Zimbabwe

Zimbabwe: Ongoing medical strike could cost lives

[This report does not necessarily reflect the views of the United Nations]

HARARE, 31 January (PLUSNEWS) - As Zimbabwe's disgruntled doctors and nurses continue their strike over low salaries and poor working conditions, concern is growing about how the prolonged stayaway is affecting HIV-positive patients.

The strike by health professionals, now more than a month old, has left dozens of desperate patients without medical care in rural and urban areas. Doctors, who earn less than US$240 a month, opened the gate to what has become a growing torrent of wage protests by demanding an 8,000 percent increase to cushion themselves against inflation, and high transport and food costs.

AIDS service organisations are worried that HIV-positive people living in a country with one of the world's highest prevalence rates could be in real danger.

"It is possible that some of our members have already died as a result of the strike. I urge the government to solve this matter urgently, because it's devastating," said Benjamin Mazhindu, national chairman of the Zimbabwe National Network for People Living with HIV (ZNPP+), which has 60,000 members.

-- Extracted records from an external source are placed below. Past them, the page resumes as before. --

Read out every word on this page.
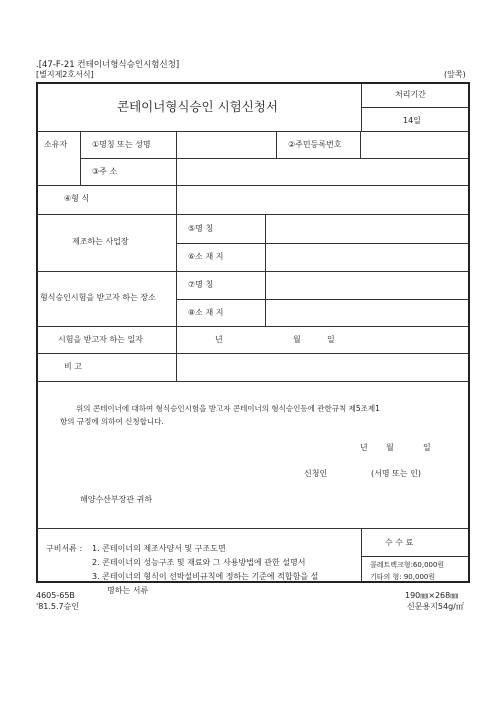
.[47-F-21 컨테이너형식승인시험신청]
[별지제2호서식]	(앞쪽)
콘테이너형식승인 시험신청서
처리기간
14일
소유자	①명칭 또는 성명	②주민등록번호
③주 소
④형 식
제조하는 사업장
⑤명 칭
⑥소 재 지
형식승인시험을 받고자 하는 장소
⑦명 칭
⑧소 재 지
시험을 받고자 하는 일자	년	월	일
비 고
위의 콘테이너에 대하여 형식승인시험을 받고자 콘테이너의 형식승인등에 관한규칙 제5조제1
항의 규정에 의하여 신청합니다.
년 월	일
신청인	(서명 또는 인)
해양수산부장관 귀하
구비서류 : 1. 콘테이너의 제조사양서 및 구조도면
2. 콘테이너의 성능구조 및 재료와 그 사용방법에 관한 설명서
3. 콘테이너의 형식이 선박설비규칙에 정하는 기준에 적합함을 설
명하는 서류
수 수 료
콜레트렉크형:60,000원
기타의 형: 90,000원
4605-65B
'81.5.7승인
190㎜×268㎜
신문용지54g/㎡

Mazhindu warned that if the strike continued, more people living with the virus would develop side effects or become resistant to antiretroviral (ARV) medication, which they were finding difficult to obtain during the industrial action. Any interruption in treatment can lead to the HI-virus becoming resistant to the medication, hastening progress towards AIDS.

Some patients have been forced to wait for more than a week to get ARVs, Mazhindu noted. ZNNP+ member Tabeth Moyo, for instance, had been unable to receive her monthly supply of the life-prolonging treatment from Parirenyatwa Hospital, one of the country's largest health facilities. "I fear that I will become drug resistant because my drugs ran out two weeks ago and I have not been able to replenish them."

The Community Working Group of Health (CWGH), a local nongovernmental organisation dealing with health matters in 25 of the country's districts, has been trying to determine the impact of the strike on HIV-positive Zimbabweans. CWGH executive director Itai Rusike said people were no longer going to hospitals, and were waiting to die. "It's a disaster in the making."

Inevitably, women are bearing the brunt. Mary Sandasi, executive director of the Women and AIDS Support Network (WASN), said pregnant women, most of whom were on ARV treatment, had no access to healthcare workers, which could cause serious complications when giving birth. Many pregnant women have been delivering at home with the help of midwives as a result of the strike.

Few Zimbabweans have turned to private health institutions because the tariffs were unaffordable to ordinary people grappling with an unemployment level above 80 percent and inflation that has reached 1,281 percent, the highest in the world.

Arnold Mungezi, who has been living positively for the past 10 years, is more fortunate, as he can afford to buy his medication from a pharmacy. Nevertheless, he called on the government to address the concerns of doctors and nurses. "They should be given salaries that go hand in hand with their work to avoid this disaster, where people are just dying."